Pelosi P, Caironi P, Bottino N, Gattinoni L
Dipartimento di Scienze Cliniche e Biologiche, Università degli Studi dell'Insubria, Varese.
Minerva Anestesiol. 2000 May;66(5):297-306.
It is well established that general anesthesia, with or without paralysis, causes profound changes in respiratory function. From a clinical point of view, the more important consequence of this impairment is a decreased efficiency of gas exchange, with a decreased blood oxygenation. The main reason of this respiratory embarrassment is the intraoperative occurrence of atelectasis, mainly in the dependent lung regions. The amount of atelectasis, computed through Computerized Tomography, correlates with the amount of intrapulmonary shunt; thus, alveolar collapse and ventilation/perfusion mismatching are considered the most important factors for poor respiratory function. This deterioration seems also to play a crucial role in obese patients, who have poorer respiratory function and gas exchange than normal subjects already in physiological conditions. Different ventilatory approaches have been tried to resolve and eventually prevent the anesthesia-induced atelectasis. In normal subjects, the sole application of positive end-expiratory pressure (PEEP) seems to be an useless tool for improving gas exchange, probably because of changes in hemodynamics functions. The only effective application of PEEP seems to be in association to an alveolar recruitment manoeuvre. As the anesthesia-induced atelectasis are also present in the postoperative period, this ventilatory approach may also be used to prevent this condition.
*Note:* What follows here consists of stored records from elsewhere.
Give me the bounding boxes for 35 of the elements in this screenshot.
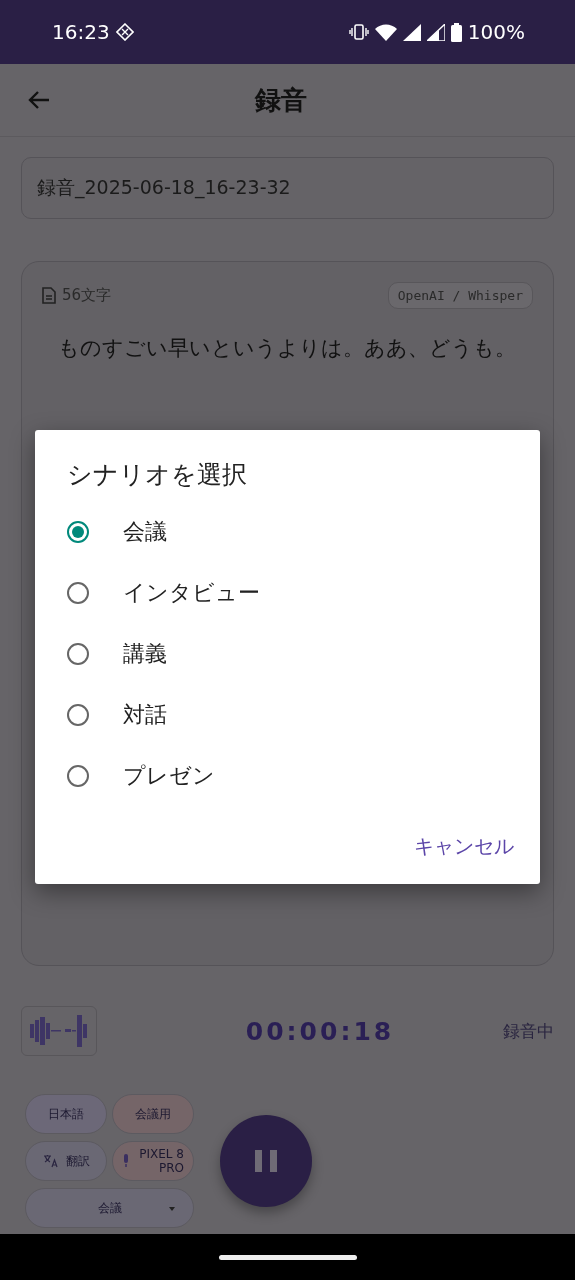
- option-label[interactable]: 対話: [123, 699, 167, 730]
- transcript-text: ものすごい早いというよりは。ああ、どうも。: [57, 335, 517, 362]
- microphone-icon: [122, 1154, 130, 1168]
- back-arrow-icon[interactable]: [28, 90, 50, 110]
- pause-button[interactable]: [220, 1115, 312, 1207]
- option-label[interactable]: 講義: [123, 638, 167, 669]
- home-indicator[interactable]: [218, 1254, 357, 1260]
- option-label[interactable]: 会議: [123, 516, 167, 547]
- character-count: 56文字: [62, 286, 112, 305]
- vibrate-icon: [348, 24, 369, 40]
- recording-timer: 00:00:18: [245, 1016, 395, 1046]
- recording-status: 録音中: [503, 1019, 554, 1043]
- signal-icon: [426, 23, 445, 41]
- radio-button[interactable]: [67, 520, 89, 543]
- option-label[interactable]: インタビュー: [123, 577, 260, 608]
- document-icon: [42, 287, 56, 304]
- radio-button[interactable]: [67, 764, 89, 787]
- battery-percent: 100%: [467, 20, 525, 44]
- dropdown-caret-icon: [169, 1207, 175, 1211]
- waveform-icon: [30, 1014, 88, 1048]
- radio-button[interactable]: [67, 642, 89, 665]
- wifi-icon: [374, 23, 397, 41]
- pause-icon: [255, 1150, 277, 1172]
- radio-button[interactable]: [67, 581, 89, 604]
- screen-title: 録音: [254, 83, 307, 117]
- signal-icon: [402, 23, 421, 41]
- translate-icon: [42, 1154, 58, 1168]
- radio-button[interactable]: [67, 703, 89, 726]
- dialog-title: シナリオを選択: [67, 459, 248, 491]
- option-label[interactable]: プレゼン: [123, 760, 215, 791]
- status-time: 16:23: [52, 20, 110, 44]
- battery-icon: [450, 22, 462, 42]
- engine-tag: OpenAI / Whisper: [387, 282, 533, 309]
- diamond-icon: [115, 23, 134, 41]
- cancel-button[interactable]: キャンセル: [414, 829, 514, 864]
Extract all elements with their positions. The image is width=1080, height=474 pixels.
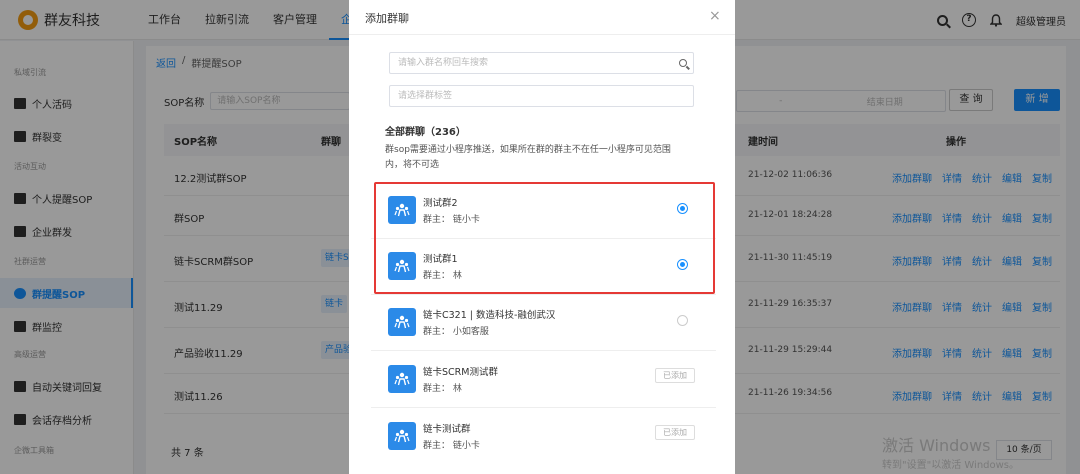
modal-divider (349, 34, 735, 35)
group-search-placeholder: 请输入群名称回车搜索 (398, 58, 489, 68)
search-icon[interactable] (679, 59, 687, 67)
group-list-item: 链卡SCRM测试群 群主： 林 已添加 (371, 352, 716, 408)
people-icon (394, 315, 410, 329)
highlight-annotation (374, 182, 715, 294)
group-name: 链卡测试群 (423, 424, 471, 435)
group-select-radio[interactable] (677, 315, 688, 326)
close-icon[interactable]: × (709, 9, 721, 23)
people-icon (394, 372, 410, 386)
group-avatar (388, 422, 416, 450)
group-name: 链卡SCRM测试群 (423, 367, 498, 378)
group-count: 全部群聊（236） (385, 127, 466, 138)
group-note: 群sop需要通过小程序推送，如果所在群的群主不在任一小程序可见范围内，将不可选 (385, 145, 671, 170)
group-owner: 群主： 小如客服 (423, 327, 489, 337)
already-added-badge: 已添加 (655, 425, 695, 440)
group-name: 链卡C321 | 数造科技-融创武汉 (423, 310, 556, 321)
group-list-item[interactable]: 链卡C321 | 数造科技-融创武汉 群主： 小如客服 (371, 295, 716, 351)
group-avatar (388, 365, 416, 393)
group-search-input[interactable]: 请输入群名称回车搜索 (389, 52, 694, 74)
group-avatar (388, 308, 416, 336)
group-list-item: 链卡测试群 群主： 链小卡 已添加 (371, 409, 716, 465)
already-added-badge: 已添加 (655, 368, 695, 383)
group-owner: 群主： 链小卡 (423, 441, 480, 451)
people-icon (394, 429, 410, 443)
group-owner: 群主： 林 (423, 384, 462, 394)
group-tag-select[interactable]: 请选择群标签 (389, 85, 694, 107)
modal-title: 添加群聊 (365, 12, 409, 25)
In obese patients PEEP seems to have a major effectiveness than in normal subjects, with an improvement of lung volumes, respiratory mechanics, gas exchange and an occurrence of recruitment. However, further studies are necessary to define optimal value of PEEP and tidal volume for different types of patients.
众所周知,无论是否使用肌肉松弛剂,全身麻醉都会引起呼吸功能的深刻变化。从临床角度来看,这种损害更重要的后果是气体交换效率降低,血液氧合减少。这种呼吸窘迫的主要原因是术中肺不张的发生,主要发生在低垂肺区。通过计算机断层扫描计算出的肺不张量与肺内分流的量相关;因此,肺泡萎陷和通气/灌注不匹配被认为是呼吸功能不佳的最重要因素。这种恶化在肥胖患者中似乎也起着关键作用,肥胖患者在生理状态下的呼吸功能和气体交换就比正常受试者差。人们尝试了不同的通气方法来解决并最终预防麻醉引起的肺不张。在正常受试者中,单独应用呼气末正压(PEEP)似乎对改善气体交换无效,这可能是由于血流动力学功能的改变。PEEP唯一有效的应用似乎是与肺泡复张手法联合使用。由于麻醉引起的肺不张在术后也会出现,这种通气方法也可用于预防这种情况。在肥胖患者中,PEEP似乎比在正常受试者中更有效,可改善肺容量、呼吸力学、气体交换并促进复张。然而,需要进一步研究来确定不同类型患者的PEEP和潮气量的最佳值。